Фролов понял это и понял, что, хотя шел сюда за успокоением, никогда не найдет рядом с ней ни покоя, ни забвения: они живут на разных планетах. И все же он сказал:
— Давай поженимся, Настя. Я порожний, и ты без жениха, оба одинокие.
Она усмехнулась:
— Чудак ты, Серафим. Знаешь ведь...
— Полюбишь, — сказал он, твердо зная теперь, что ни с кем не будет она счастлива и спокойна, а у него найдет хоть понимание и жалость: он разгадал ее тайну, которую она сама не знает и которую едва ли разгадает и объяснит кто другой.
— Одни в тебе мечты и вздохи, Серафим, — сказала она печально, — а больше-то ничего и нет. Прости уж меня, не серчай. Ничем не могу тебе помочь.
Она ушла. Он не обиделся и не опечалился, он даже засмеялся своей неудаче и пошел прочь, улыбаясь, будто произошло с ним что-то уж очень веселое.
Было у него в запасе граммов триста самогону. Фролов пришел домой, опрокинул их, закусил огурцом, и его сразу повело. Охмелев, он успокоился душой, сел на крыльце. Увидел в полутьме соседского двора Ромку, сзывающего беспризорных своих кур, и вспомнил об Анфисе и пошел искать ее новое жилье.
Дул ветер, нагоняя тучи, но Фролову было тепло от выпитого самогона, он брел меж притихших засыпающих домов и даже напевал довоенную популярную песню: «Утро красит нежным светом...»
Наконец он разыскал избу, где квартировала Анфиса, не увидел света в окнах, но назад не стал возвращаться, а громко и властно забарабанил кулаками в дверь.
— Ктой-то? — испуганно вскрикнула сонным голосом Анфиса.
— Свои.
— Ктой-то еще?
— Ну я, отпирай!
— Фролов? Чегой-то ты? Вот дурной! — Она открыла дверь, зажгла свет.
Он вошел, щурясь, не глядя на Анфису, потому что вдруг усовестился, что разбудил ее.
— Вот шел, зашел просто так, — сказал он.
— «Просто так, просто так», — проворчала она. — Ну, садись.
Комната, где она жила, была маленькой: кровать, стол — и все, повернуться негде.
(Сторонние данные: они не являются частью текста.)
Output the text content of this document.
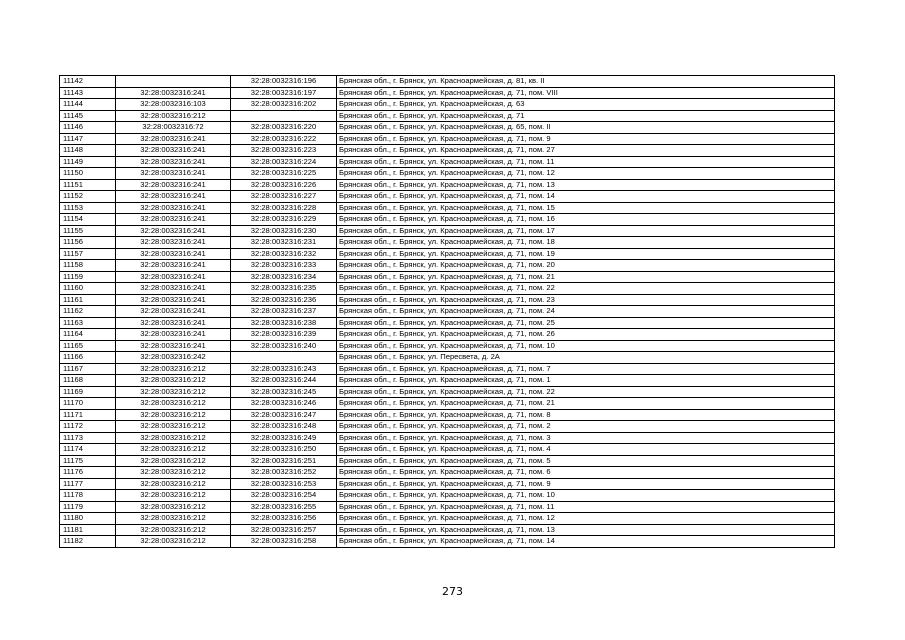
11142		32:28:0032316:196	Брянская обл., г. Брянск, ул. Красноармейская, д. 81, кв. II
11143	32:28:0032316:241	32:28:0032316:197	Брянская обл., г. Брянск, ул. Красноармейская, д. 71, пом. VIII
11144	32:28:0032316:103	32:28:0032316:202	Брянская обл., г. Брянск, ул. Красноармейская, д. 63
11145	32:28:0032316:212		Брянская обл., г. Брянск, ул. Красноармейская, д. 71
11146	32:28:0032316:72	32:28:0032316:220	Брянская обл., г. Брянск, ул. Красноармейская, д. 65, пом. II
11147	32:28:0032316:241	32:28:0032316:222	Брянская обл., г. Брянск, ул. Красноармейская, д. 71, пом. 9
11148	32:28:0032316:241	32:28:0032316:223	Брянская обл., г. Брянск, ул. Красноармейская, д. 71, пом. 27
11149	32:28:0032316:241	32:28:0032316:224	Брянская обл., г. Брянск, ул. Красноармейская, д. 71, пом. 11
11150	32:28:0032316:241	32:28:0032316:225	Брянская обл., г. Брянск, ул. Красноармейская, д. 71, пом. 12
11151	32:28:0032316:241	32:28:0032316:226	Брянская обл., г. Брянск, ул. Красноармейская, д. 71, пом. 13
11152	32:28:0032316:241	32:28:0032316:227	Брянская обл., г. Брянск, ул. Красноармейская, д. 71, пом. 14
11153	32:28:0032316:241	32:28:0032316:228	Брянская обл., г. Брянск, ул. Красноармейская, д. 71, пом. 15
11154	32:28:0032316:241	32:28:0032316:229	Брянская обл., г. Брянск, ул. Красноармейская, д. 71, пом. 16
11155	32:28:0032316:241	32:28:0032316:230	Брянская обл., г. Брянск, ул. Красноармейская, д. 71, пом. 17
11156	32:28:0032316:241	32:28:0032316:231	Брянская обл., г. Брянск, ул. Красноармейская, д. 71, пом. 18
11157	32:28:0032316:241	32:28:0032316:232	Брянская обл., г. Брянск, ул. Красноармейская, д. 71, пом. 19
11158	32:28:0032316:241	32:28:0032316:233	Брянская обл., г. Брянск, ул. Красноармейская, д. 71, пом. 20
11159	32:28:0032316:241	32:28:0032316:234	Брянская обл., г. Брянск, ул. Красноармейская, д. 71, пом. 21
11160	32:28:0032316:241	32:28:0032316:235	Брянская обл., г. Брянск, ул. Красноармейская, д. 71, пом. 22
11161	32:28:0032316:241	32:28:0032316:236	Брянская обл., г. Брянск, ул. Красноармейская, д. 71, пом. 23
11162	32:28:0032316:241	32:28:0032316:237	Брянская обл., г. Брянск, ул. Красноармейская, д. 71, пом. 24
11163	32:28:0032316:241	32:28:0032316:238	Брянская обл., г. Брянск, ул. Красноармейская, д. 71, пом. 25
11164	32:28:0032316:241	32:28:0032316:239	Брянская обл., г. Брянск, ул. Красноармейская, д. 71, пом. 26
11165	32:28:0032316:241	32:28:0032316:240	Брянская обл., г. Брянск, ул. Красноармейская, д. 71, пом. 10
11166	32:28:0032316:242		Брянская обл., г. Брянск, ул. Пересвета, д. 2А
11167	32:28:0032316:212	32:28:0032316:243	Брянская обл., г. Брянск, ул. Красноармейская, д. 71, пом. 7
11168	32:28:0032316:212	32:28:0032316:244	Брянская обл., г. Брянск, ул. Красноармейская, д. 71, пом. 1
11169	32:28:0032316:212	32:28:0032316:245	Брянская обл., г. Брянск, ул. Красноармейская, д. 71, пом. 22
11170	32:28:0032316:212	32:28:0032316:246	Брянская обл., г. Брянск, ул. Красноармейская, д. 71, пом. 21
11171	32:28:0032316:212	32:28:0032316:247	Брянская обл., г. Брянск, ул. Красноармейская, д. 71, пом. 8
11172	32:28:0032316:212	32:28:0032316:248	Брянская обл., г. Брянск, ул. Красноармейская, д. 71, пом. 2
11173	32:28:0032316:212	32:28:0032316:249	Брянская обл., г. Брянск, ул. Красноармейская, д. 71, пом. 3
11174	32:28:0032316:212	32:28:0032316:250	Брянская обл., г. Брянск, ул. Красноармейская, д. 71, пом. 4
11175	32:28:0032316:212	32:28:0032316:251	Брянская обл., г. Брянск, ул. Красноармейская, д. 71, пом. 5
11176	32:28:0032316:212	32:28:0032316:252	Брянская обл., г. Брянск, ул. Красноармейская, д. 71, пом. 6
11177	32:28:0032316:212	32:28:0032316:253	Брянская обл., г. Брянск, ул. Красноармейская, д. 71, пом. 9
11178	32:28:0032316:212	32:28:0032316:254	Брянская обл., г. Брянск, ул. Красноармейская, д. 71, пом. 10
11179	32:28:0032316:212	32:28:0032316:255	Брянская обл., г. Брянск, ул. Красноармейская, д. 71, пом. 11
11180	32:28:0032316:212	32:28:0032316:256	Брянская обл., г. Брянск, ул. Красноармейская, д. 71, пом. 12
11181	32:28:0032316:212	32:28:0032316:257	Брянская обл., г. Брянск, ул. Красноармейская, д. 71, пом. 13
11182	32:28:0032316:212	32:28:0032316:258	Брянская обл., г. Брянск, ул. Красноармейская, д. 71, пом. 14
273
Анфиса на кровать села, он на стул.
— Как живешь-то? — спросила она.
— Живем — хлеб жуем, воду пьем, — ответил он. — Ты-то как?
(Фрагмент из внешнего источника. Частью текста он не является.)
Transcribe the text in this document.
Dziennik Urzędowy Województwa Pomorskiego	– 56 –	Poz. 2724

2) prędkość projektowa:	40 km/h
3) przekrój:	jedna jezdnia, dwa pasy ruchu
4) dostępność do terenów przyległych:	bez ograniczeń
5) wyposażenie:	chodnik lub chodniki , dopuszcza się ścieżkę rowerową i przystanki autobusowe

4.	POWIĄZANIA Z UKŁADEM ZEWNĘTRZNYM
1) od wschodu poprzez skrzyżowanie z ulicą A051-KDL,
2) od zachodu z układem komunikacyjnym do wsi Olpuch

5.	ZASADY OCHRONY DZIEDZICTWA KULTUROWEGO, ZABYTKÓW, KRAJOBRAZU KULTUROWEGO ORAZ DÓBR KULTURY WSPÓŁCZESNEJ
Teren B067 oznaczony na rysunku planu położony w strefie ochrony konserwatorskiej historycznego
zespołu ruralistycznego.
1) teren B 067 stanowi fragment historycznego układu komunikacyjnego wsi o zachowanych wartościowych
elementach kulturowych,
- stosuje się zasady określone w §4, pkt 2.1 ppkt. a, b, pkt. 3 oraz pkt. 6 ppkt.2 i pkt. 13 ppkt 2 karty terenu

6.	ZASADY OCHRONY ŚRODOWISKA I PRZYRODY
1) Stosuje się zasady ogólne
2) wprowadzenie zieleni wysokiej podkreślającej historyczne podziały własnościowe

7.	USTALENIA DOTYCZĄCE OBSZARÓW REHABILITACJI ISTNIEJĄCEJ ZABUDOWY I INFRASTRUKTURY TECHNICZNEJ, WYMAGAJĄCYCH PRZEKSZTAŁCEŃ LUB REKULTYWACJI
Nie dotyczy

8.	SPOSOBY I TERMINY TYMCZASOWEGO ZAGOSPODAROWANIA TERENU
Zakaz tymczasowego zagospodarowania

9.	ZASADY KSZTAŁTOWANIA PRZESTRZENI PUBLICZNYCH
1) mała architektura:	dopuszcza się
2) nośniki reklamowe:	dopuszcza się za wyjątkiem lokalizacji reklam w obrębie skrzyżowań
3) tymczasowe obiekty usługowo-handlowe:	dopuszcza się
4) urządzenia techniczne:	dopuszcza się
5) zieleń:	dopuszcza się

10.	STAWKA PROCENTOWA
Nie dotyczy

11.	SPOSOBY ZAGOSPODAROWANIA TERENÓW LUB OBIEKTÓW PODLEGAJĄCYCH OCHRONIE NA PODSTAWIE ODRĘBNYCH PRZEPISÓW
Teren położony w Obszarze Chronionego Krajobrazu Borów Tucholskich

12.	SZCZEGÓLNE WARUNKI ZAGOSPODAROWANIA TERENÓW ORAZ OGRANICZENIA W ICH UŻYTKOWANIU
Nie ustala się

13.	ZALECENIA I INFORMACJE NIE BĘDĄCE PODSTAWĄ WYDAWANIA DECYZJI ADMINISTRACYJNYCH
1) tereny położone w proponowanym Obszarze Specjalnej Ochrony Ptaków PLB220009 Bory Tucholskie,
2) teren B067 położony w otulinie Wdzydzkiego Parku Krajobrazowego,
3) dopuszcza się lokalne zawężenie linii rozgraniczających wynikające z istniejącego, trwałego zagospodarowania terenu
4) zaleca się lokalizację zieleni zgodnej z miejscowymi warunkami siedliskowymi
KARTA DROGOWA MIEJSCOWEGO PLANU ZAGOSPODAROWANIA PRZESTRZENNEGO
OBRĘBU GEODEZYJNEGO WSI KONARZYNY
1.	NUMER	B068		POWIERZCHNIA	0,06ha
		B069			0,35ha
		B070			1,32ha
— Ничего. Распрекрасно. Вкалываю. Лаком вот вся пропахла, нравится мне, будто духами несет.
— Не скажи. Много в лаке ненатурального запаха, а в духах — цветочки, травка.
Но от нее не лаком пахло. Пахло от нее, как от свежего хлеба, — теплом, сытостью. Сарафан, который она натянула второпях, был мал ей, узок, казалось, вот-вот лопнет по швам.